Tory MP David Davis, former director of public prosecutions Lord Ken Macdonald and Mail on Sunday journalist David Rose said claims that the reforms are needed to combat difficulties in intelligence-sharing with the US are not necessarily true.
They were speaking at a meeting on the Justice and Security Green Paper, which would see more civil hearings and inquests involving Britain's security services behind closed doors.
The controversial reforms are said to be aimed at improving the way information from the security services, including MI5 and MI6, is handled while protecting national security.
The plans have been criticised by civil rights campaigners and even deemed unfair by the group of specialist lawyers who would be involved in such cases, the Press Association reported.
The meeting on Monday, organised by INQUEST, JUSTICE, Liberty and Reprieve, heard claims that the Green Paper came in the wake of the case of former Guantanamo Bay detainee Binyam Mohamed.
Last week, justice secretary Kenneth Clarke told the Joint Committee on Human Rights that Mohamed's case risked damaging the UK's intelligence relationship with the US amid claims Britain released US intelligence that was not already in the public domain.
"Since Binyam Mohamed there's real concern about whether we are going to get the full-hearted co-operation with the Americans that we do actually need to provide proper security to our population and to our interests," he said.
But Lord Macdonald said he had many "serious run-ins" with American authorities during his time as DPP, including on where alleged terrorists should be tried if they were accused of crimes in the UK and US.
"We used to come under enormous pressure on this issue," he said.
"We had our fights and we would get up and dust ourselves off and business as usual. These are not one-sided relationships.

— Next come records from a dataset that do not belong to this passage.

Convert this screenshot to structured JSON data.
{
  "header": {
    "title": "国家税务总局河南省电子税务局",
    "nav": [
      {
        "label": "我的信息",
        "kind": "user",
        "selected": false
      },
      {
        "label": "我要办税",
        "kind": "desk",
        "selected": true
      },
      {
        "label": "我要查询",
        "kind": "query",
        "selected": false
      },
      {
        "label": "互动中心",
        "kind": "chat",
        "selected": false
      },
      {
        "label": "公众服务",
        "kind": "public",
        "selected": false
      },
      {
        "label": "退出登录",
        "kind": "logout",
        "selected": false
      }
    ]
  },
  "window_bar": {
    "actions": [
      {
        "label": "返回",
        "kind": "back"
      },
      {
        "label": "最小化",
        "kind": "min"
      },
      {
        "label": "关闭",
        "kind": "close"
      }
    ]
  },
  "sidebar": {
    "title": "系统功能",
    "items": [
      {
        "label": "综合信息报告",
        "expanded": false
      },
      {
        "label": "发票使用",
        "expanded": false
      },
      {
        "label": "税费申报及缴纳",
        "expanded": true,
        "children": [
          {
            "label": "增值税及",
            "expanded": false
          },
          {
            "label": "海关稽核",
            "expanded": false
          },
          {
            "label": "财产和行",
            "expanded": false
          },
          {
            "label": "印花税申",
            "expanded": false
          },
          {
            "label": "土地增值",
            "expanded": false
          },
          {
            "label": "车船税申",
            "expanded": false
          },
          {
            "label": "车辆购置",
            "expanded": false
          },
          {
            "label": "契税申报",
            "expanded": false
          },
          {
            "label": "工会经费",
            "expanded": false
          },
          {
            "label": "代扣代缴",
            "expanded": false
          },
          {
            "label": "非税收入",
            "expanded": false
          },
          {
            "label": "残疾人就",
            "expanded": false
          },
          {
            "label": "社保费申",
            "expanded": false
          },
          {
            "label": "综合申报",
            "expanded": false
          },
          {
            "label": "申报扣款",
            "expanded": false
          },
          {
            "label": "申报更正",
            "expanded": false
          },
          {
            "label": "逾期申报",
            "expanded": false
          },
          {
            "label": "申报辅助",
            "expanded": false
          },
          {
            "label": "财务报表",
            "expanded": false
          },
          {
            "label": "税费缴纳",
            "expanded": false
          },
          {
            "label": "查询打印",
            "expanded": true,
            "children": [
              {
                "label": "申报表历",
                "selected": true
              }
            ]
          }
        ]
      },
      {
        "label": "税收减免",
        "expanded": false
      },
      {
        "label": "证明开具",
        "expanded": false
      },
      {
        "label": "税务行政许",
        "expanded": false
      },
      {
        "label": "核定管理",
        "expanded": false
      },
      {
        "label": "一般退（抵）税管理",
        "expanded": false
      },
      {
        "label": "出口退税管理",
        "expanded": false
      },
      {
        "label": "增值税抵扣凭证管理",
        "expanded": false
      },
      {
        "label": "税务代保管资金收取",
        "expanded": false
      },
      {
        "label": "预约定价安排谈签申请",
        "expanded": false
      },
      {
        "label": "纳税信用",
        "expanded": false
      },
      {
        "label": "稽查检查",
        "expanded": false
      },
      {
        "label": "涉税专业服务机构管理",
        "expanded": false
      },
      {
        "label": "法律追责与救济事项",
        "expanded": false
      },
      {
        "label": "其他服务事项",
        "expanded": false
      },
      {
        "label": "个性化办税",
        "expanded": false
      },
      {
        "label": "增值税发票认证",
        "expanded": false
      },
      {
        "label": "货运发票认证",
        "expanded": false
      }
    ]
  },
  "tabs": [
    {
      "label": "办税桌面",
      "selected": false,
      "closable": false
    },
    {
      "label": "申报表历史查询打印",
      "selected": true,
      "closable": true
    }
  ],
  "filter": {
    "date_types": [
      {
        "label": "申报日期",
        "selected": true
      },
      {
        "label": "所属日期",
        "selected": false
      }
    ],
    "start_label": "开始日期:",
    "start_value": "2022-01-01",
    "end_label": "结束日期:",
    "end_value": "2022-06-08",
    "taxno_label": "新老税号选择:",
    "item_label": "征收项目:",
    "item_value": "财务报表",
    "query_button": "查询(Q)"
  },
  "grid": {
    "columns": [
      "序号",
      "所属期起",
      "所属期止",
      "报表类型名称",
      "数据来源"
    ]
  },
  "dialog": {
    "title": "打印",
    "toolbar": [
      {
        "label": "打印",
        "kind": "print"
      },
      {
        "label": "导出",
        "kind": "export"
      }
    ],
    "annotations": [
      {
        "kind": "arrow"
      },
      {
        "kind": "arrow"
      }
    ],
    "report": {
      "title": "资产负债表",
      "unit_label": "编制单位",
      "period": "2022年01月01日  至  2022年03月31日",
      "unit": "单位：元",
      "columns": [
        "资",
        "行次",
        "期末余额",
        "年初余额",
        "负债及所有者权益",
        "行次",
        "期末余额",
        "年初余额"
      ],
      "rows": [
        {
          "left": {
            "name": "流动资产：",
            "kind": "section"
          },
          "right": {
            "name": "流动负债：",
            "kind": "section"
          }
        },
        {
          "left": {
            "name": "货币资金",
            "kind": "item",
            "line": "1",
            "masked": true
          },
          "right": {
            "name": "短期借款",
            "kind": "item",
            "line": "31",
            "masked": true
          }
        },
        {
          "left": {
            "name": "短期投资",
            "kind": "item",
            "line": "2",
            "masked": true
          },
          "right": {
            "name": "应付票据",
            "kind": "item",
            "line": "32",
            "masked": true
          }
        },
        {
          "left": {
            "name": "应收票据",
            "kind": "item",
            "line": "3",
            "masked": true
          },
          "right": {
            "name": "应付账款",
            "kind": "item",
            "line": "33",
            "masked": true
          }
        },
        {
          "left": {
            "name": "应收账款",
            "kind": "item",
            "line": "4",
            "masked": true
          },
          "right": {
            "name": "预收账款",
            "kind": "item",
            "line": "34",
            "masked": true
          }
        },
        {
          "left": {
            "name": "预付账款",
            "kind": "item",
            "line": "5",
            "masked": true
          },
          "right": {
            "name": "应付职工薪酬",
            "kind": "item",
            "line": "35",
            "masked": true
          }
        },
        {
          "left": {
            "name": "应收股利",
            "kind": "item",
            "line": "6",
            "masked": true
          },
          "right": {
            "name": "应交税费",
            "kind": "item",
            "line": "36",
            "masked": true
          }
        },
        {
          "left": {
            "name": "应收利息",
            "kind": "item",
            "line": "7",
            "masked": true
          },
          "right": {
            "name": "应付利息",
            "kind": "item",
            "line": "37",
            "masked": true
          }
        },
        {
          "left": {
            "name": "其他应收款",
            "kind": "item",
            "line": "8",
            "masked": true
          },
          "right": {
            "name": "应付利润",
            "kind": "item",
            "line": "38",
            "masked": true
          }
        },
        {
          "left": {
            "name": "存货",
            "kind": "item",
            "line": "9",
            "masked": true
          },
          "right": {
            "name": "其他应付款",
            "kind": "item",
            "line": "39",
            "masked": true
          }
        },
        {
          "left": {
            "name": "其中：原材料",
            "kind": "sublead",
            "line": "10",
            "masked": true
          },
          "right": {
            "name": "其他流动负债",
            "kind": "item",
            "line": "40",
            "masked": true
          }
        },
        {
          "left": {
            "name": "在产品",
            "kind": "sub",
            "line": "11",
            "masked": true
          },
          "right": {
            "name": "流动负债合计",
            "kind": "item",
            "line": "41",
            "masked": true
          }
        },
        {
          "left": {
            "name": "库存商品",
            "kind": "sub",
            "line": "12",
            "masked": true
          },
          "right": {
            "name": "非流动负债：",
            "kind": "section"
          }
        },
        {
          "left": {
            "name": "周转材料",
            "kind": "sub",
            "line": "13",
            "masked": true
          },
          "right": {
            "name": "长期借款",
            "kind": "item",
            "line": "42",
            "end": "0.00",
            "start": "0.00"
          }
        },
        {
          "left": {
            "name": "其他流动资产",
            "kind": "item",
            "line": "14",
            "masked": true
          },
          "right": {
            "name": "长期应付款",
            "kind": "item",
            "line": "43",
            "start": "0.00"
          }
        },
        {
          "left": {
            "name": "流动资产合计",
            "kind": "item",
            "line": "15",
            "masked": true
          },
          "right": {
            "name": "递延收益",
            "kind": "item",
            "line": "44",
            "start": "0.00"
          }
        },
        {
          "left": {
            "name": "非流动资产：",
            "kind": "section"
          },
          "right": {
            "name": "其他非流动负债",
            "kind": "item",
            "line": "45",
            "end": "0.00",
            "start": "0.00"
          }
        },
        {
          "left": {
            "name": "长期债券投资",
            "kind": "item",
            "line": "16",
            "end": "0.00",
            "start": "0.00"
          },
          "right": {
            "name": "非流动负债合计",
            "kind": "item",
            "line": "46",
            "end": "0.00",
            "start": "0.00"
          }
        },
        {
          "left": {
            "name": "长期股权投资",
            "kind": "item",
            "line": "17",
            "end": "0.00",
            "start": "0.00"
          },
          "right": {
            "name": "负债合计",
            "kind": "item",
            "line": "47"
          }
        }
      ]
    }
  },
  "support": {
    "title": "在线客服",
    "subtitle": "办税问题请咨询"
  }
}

I think threats of that sort tend to ring a bit hollow as far as I am concerned."
He said the Green Paper was "disproportionate and unacceptable", adding: "This is an audacious attack on our justice system.
"It's quite shocking, I think, to consider that is the response, particularly perhaps of some of the agencies, to Binyam Mohamed."
Davis, a former shadow home secretary, told the meeting he had witnessed a "hard-nosed" relationship with the Americans, but said sharing information was "as much in their interests to keep it going as it is in ours".
"Not only are British agencies embarrassed by criminal action, so are American agencies."
Rose said he was told by a US official that the relationship between the CIA and its British sister agencies had not deteriorated, in contrast to Clarke's claims last week.
Rose said the Green Paper was based on a "misconception" that the relationship had been affected by the Mohamed case and would be affected further if the law was not changed.
He quoted from the paper that there was "already evidence that the flow of sensitive material has been affected".
But he told the meeting he had spoken to someone who could only be quoted as "a US official authorised to speak with the media", and had asked if there had been a deterioration in the relationship as a result of the case.
He was told: "There has been no deterioration in the relationship which remains as strong as ever."
Rose said the argument was not about the sharing of information, but added: "It's that MI5 never wants to go through that (the Mohamed case) again."